Mumbai: The markets may remain under pressure if the European crisis deepens, Munish Varma, head of global markets, India, Deutsche Bank AG, said in an interview. Edited excerpts:
How nervous is the market due to the European crisis?
In the last few weeks, we have seen significant risk aversion across all asset classes globally and people have moved out of stocks and even, in some cases, out of bonds into currencies. Euro is seeing lot of pressure, given what is happening with the sovereign situation. So nervousness in the markets (is there)...
Risk aversion: Munish Varma of Deutsche Bank AG, India.
What about risk aversion in emerging markets?
I think it has gathered pace in the last few days... In the initial days of the exposure on sovereigns or initial days of the attention on sovereign, that attention was largely focused on the Western world. But as people revaluate their asset allocation, as people revaluate the risk that they are running, people have started cutting back... In April, India on average has received $100 million (around Rs468 crore) of FIIs (foreign institutional investors) inflows daily and this month that average has actually been an outflow of $65-70 million daily.

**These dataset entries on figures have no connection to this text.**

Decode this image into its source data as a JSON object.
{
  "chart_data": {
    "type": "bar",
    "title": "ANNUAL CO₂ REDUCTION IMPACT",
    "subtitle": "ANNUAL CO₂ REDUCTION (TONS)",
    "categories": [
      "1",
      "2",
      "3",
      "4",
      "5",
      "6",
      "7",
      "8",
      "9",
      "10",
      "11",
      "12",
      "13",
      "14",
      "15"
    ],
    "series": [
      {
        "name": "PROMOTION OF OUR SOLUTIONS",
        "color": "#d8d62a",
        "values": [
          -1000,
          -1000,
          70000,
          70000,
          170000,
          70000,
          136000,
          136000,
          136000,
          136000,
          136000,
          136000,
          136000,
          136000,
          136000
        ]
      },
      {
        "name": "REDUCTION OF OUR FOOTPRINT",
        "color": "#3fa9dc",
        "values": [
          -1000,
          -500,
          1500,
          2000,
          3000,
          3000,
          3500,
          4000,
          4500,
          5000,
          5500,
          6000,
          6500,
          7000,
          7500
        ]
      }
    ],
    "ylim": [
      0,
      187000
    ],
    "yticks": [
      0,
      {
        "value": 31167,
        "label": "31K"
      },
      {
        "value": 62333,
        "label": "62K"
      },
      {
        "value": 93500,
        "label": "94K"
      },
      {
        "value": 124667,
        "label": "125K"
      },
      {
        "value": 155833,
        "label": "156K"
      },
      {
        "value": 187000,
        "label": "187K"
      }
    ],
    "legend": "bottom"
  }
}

So clearly some money is being pulled out of stocks generally and some part of that pullout is happening in India as well.

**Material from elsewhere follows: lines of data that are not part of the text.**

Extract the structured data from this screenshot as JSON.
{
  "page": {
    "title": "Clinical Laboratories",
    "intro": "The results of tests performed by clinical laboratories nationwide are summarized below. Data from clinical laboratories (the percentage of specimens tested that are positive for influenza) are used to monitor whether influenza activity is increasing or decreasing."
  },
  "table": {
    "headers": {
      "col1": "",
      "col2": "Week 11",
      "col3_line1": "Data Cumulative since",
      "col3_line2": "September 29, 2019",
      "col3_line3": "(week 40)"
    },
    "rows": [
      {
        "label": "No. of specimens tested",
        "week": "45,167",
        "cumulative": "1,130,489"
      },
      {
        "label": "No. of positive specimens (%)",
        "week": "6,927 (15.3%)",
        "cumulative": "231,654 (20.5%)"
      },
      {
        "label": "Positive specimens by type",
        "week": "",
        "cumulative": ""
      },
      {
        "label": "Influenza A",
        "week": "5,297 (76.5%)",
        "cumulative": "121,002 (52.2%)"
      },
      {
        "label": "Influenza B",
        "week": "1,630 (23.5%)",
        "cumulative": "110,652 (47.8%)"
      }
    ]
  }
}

Do you see the outflow gathering momentum?
As long as there is no resolution to this crisis—and I think there that will be a while before this settles down—this could well accelerate. That is, if not accelerate, this world could actually stay on its current trend as to people pulling money out because people want to see some progress in Europe in terms of a fiscal deficits that are there.

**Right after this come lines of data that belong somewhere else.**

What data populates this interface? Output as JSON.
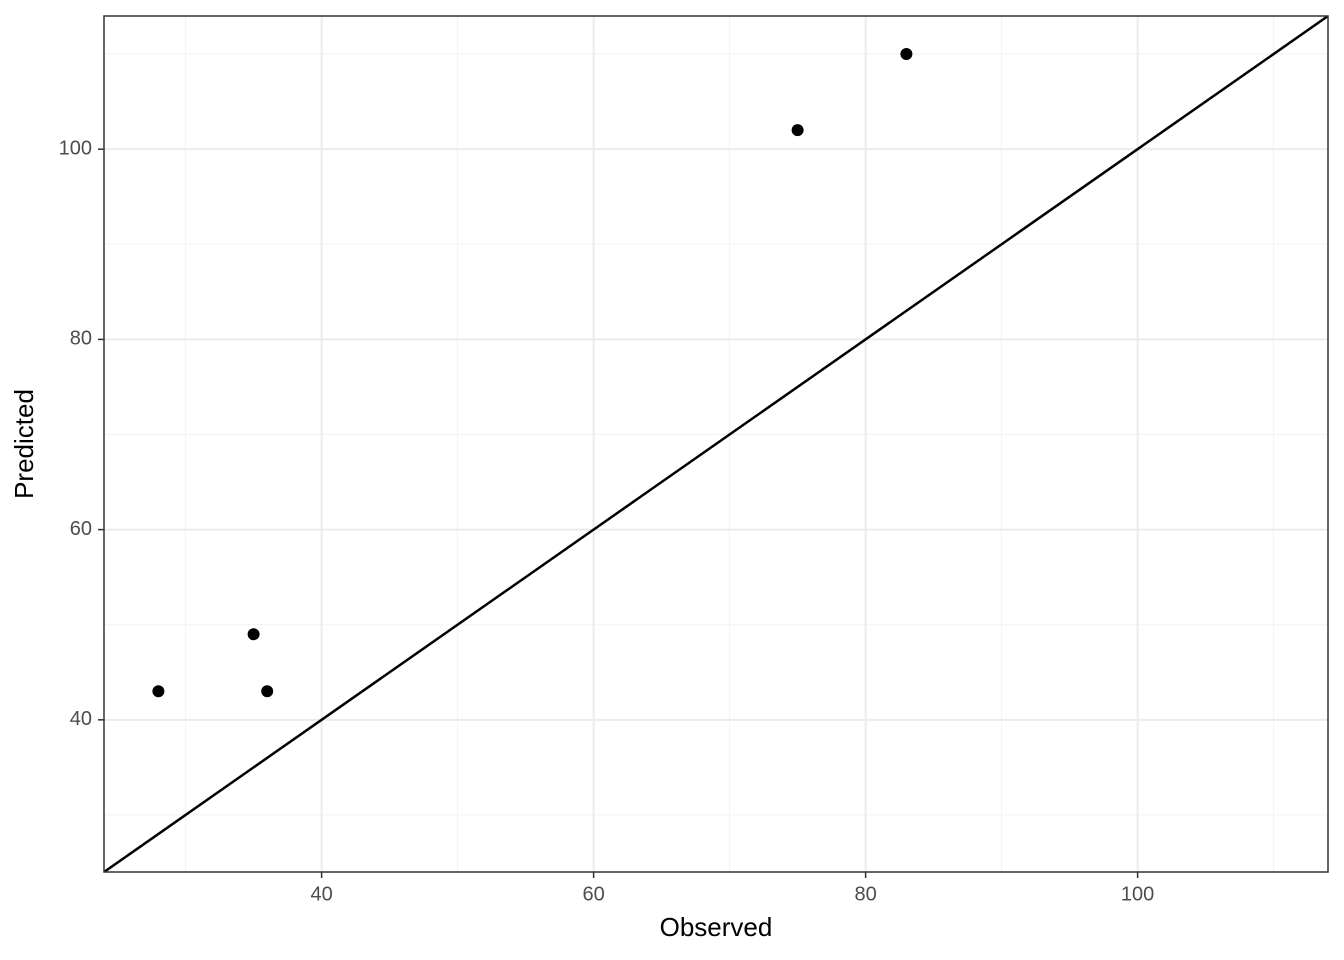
{
  "chart_data": {
    "type": "scatter",
    "x_label": "Observed",
    "y_label": "Predicted",
    "x": [
      28,
      35,
      36,
      75,
      83
    ],
    "values": [
      43,
      49,
      43,
      102,
      110
    ],
    "color": "#000000",
    "xlim": [
      24,
      114
    ],
    "ylim": [
      24,
      114
    ],
    "xticks": [
      40,
      60,
      80,
      100
    ],
    "yticks": [
      40,
      60,
      80,
      100
    ],
    "x_minor_ticks": [
      30,
      50,
      70,
      90,
      110
    ],
    "y_minor_ticks": [
      30,
      50,
      70,
      90,
      110
    ],
    "grid": true,
    "reference_line": {
      "slope": 1,
      "intercept": 0,
      "color": "#000000"
    }
  }
}
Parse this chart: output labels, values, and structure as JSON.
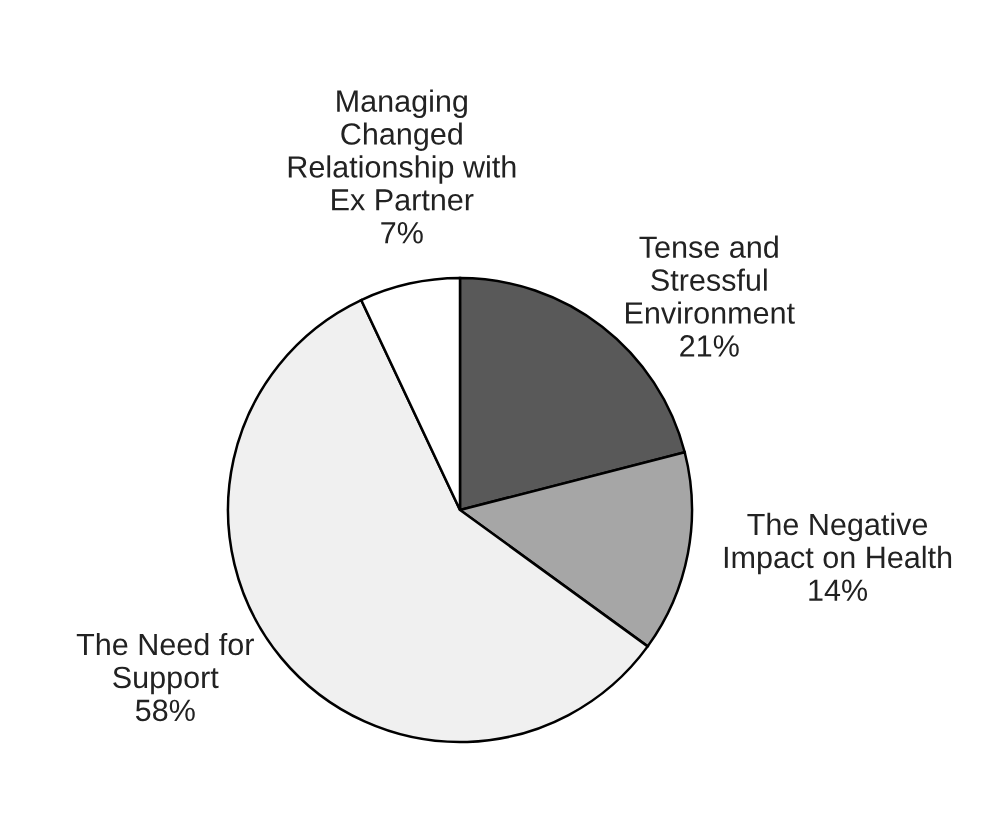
{
  "chart_data": {
    "type": "pie",
    "categories": [
      "Tense and\nStressful\nEnvironment",
      "The Negative\nImpact on Health",
      "The Need for\nSupport",
      "Managing\nChanged\nRelationship with\nEx Partner"
    ],
    "values": [
      21,
      14,
      58,
      7
    ],
    "colors": [
      "#595959",
      "#a6a6a6",
      "#f0f0f0",
      "#ffffff"
    ],
    "value_labels": [
      "21%",
      "14%",
      "58%",
      "7%"
    ]
  }
}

Till we start seeing some tangible signs of progress being made on that front, markets will be at risk.
India has corrected around 5-6% from the top. Do you think it could correct even more?
It is quite possible. This correction has happened, not because of something specific to India, but largely happened as a result of what is happening globally. And to the extent the issues that we have in Europe are not resolved soon and that global risk aversion continues, you could continue to see Indian market under pressure. That means, it is possible that Indian market comes off another 3-4%...
Do you still expect the Sensex to touch 22,000 this year?
As of now we are holding it, but potentially we could revise the target if this global crisis or this contagion effect drags on.. If you look at India domestically, even though there are global risk issues, there is risk aversion, there is a contagion risk arising, but the domestic plays and the domestic stories in India are quite resilient and actually have been performing quite well.